The MRD detect module generates an output summary file using the standard DRAGEN output directory and prefix: .mrd\_summary.json. The file is a valid JSON file that contains an array of JSON objects. DRAGEN supports running one sample at a time, so the array will be of length one.

The output JSON will include the following two fields of interest:

* Run\[1].TumorEstimate.illumina.eVAF
* Run\[1].TumorEstimate.illumina.score

The "eVAF" (estimated Variant Allele Frequency) is the estimated fraction of cancer DNA in the plasma sample.

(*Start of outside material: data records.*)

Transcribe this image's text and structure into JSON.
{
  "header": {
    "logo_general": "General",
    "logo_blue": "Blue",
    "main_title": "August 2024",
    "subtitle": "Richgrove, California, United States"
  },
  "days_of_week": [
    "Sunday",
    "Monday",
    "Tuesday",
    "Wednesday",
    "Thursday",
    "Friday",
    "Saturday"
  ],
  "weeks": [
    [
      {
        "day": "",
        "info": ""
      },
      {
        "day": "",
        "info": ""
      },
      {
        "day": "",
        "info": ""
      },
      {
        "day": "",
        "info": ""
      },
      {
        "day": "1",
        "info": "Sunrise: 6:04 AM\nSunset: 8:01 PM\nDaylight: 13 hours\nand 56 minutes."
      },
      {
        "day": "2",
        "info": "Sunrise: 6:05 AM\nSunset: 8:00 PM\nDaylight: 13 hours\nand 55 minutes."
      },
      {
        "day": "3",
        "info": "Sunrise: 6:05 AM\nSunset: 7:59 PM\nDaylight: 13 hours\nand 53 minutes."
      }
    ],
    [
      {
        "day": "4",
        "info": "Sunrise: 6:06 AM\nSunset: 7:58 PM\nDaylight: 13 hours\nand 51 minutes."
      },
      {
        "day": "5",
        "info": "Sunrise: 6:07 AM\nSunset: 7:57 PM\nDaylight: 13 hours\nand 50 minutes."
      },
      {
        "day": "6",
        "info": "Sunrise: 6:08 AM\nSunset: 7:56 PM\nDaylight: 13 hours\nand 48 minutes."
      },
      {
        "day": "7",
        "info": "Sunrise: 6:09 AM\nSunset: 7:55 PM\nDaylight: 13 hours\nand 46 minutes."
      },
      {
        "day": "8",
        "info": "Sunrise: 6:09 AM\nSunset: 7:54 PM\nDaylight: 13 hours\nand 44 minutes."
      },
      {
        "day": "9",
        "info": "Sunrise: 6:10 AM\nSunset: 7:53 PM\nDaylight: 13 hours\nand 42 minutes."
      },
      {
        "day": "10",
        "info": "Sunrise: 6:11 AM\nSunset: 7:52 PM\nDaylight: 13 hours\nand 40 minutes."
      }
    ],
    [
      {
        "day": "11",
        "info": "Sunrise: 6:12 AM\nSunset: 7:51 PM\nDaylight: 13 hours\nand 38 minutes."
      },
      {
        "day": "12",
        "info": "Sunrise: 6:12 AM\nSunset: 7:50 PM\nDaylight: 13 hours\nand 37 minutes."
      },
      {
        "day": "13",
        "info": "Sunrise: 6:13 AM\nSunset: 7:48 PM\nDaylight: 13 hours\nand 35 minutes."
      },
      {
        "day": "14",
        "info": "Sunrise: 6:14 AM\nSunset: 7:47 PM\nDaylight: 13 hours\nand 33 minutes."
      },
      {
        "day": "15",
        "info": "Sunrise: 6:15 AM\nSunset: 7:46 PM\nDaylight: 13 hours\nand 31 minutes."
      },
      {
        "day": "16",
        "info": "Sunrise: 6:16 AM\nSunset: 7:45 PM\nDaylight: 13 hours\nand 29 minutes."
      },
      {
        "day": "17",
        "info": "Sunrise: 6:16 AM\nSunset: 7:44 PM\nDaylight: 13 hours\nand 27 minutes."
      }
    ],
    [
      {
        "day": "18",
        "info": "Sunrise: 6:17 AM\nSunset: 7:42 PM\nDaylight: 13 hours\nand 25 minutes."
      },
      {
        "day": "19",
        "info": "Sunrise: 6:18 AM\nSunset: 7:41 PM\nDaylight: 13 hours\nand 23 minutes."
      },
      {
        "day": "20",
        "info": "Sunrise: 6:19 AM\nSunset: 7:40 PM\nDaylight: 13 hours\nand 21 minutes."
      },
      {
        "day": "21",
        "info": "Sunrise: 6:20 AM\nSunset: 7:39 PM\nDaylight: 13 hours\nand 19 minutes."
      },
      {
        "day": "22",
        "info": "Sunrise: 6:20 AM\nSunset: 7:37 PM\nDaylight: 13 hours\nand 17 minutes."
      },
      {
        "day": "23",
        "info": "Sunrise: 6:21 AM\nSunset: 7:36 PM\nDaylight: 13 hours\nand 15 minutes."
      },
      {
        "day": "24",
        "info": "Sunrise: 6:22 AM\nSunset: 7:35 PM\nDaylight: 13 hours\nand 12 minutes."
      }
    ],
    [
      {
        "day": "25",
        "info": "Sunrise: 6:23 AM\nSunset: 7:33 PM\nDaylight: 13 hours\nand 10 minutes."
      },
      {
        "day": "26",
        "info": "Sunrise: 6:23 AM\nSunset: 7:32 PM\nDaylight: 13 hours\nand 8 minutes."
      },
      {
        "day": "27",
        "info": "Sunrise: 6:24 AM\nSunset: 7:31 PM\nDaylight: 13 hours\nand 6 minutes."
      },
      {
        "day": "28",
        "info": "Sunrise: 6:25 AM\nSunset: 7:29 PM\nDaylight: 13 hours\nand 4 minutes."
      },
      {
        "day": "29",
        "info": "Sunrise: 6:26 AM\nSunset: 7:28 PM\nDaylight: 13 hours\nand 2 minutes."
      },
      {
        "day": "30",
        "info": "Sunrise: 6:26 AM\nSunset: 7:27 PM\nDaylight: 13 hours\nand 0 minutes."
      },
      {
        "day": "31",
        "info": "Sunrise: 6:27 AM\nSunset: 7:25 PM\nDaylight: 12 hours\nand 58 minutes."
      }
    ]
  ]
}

The "score" can be used to determine presence/absence of residual cancer DNA in the plasma. A higher score indicates that the presence of cancer DNA is more likely. The exact threshold score that is used to indicate a positive ctDNA status may depend on sample quality and coverage, and can be optimized for a specific pipeline. It is expected that this threshold will typically be between 4 - 7.

## Step 4: Plasma QC

### Step 4A: Plasma/BC sample matching QC

```
  
/opt/dragen/$VERSION/bin/dragen 
--ref-dir $REF_DIR                      #path to DRAGEN linear hashtable 
--validate-pangenome-reference false    #required 
--output-directory $OUTPUT 
--output-file-prefix $PREFIX 
--events-log-file $EVENTS_LOG_FILE 
# Inputs 
--checkfingerprint-expected-vcf $BUFFY_COAT_TARGETED_GERMLINE_VCF 
--checkfingerprint-observed-vcf $PLASMA_TARGETED_GERMLINE_VCF 
# QC 
--enable-checkfingerprint true 
```

### Step 4B: Plasma contamination QC

```
  
/opt/dragen/$VERSION/bin/dragen         #DRAGEN install path 
--ref-dir $REF_DIR 
--output-directory $OUTPUT_DIR 
--output-file-prefix $SAMPLE_ID 
--events-log-file $EVENTS_LOG_FILE 
# Inputs 
--bam-input $PLASMA_BAM 
# M/A 
--enable-map-align false 
--enable-map-align-output false 
--enable-sort false 
# MRD 
--enable-mrd true 
--mrd-probes-file $COMMON_GERMLINE_VCF 
--mrd-blocklist $BUFFY_COAT_TARGETED_GERMLINE_VCF 
```

### Plasma QC notes

Similar to the MRD detection step, the output JSON will include the following field of interest:

```
 Run[1].TumorEstimate.illumina.eVAF 
```

The "eVAF", multiplied by two, can be used as a proxy for plasma contamination from a different human.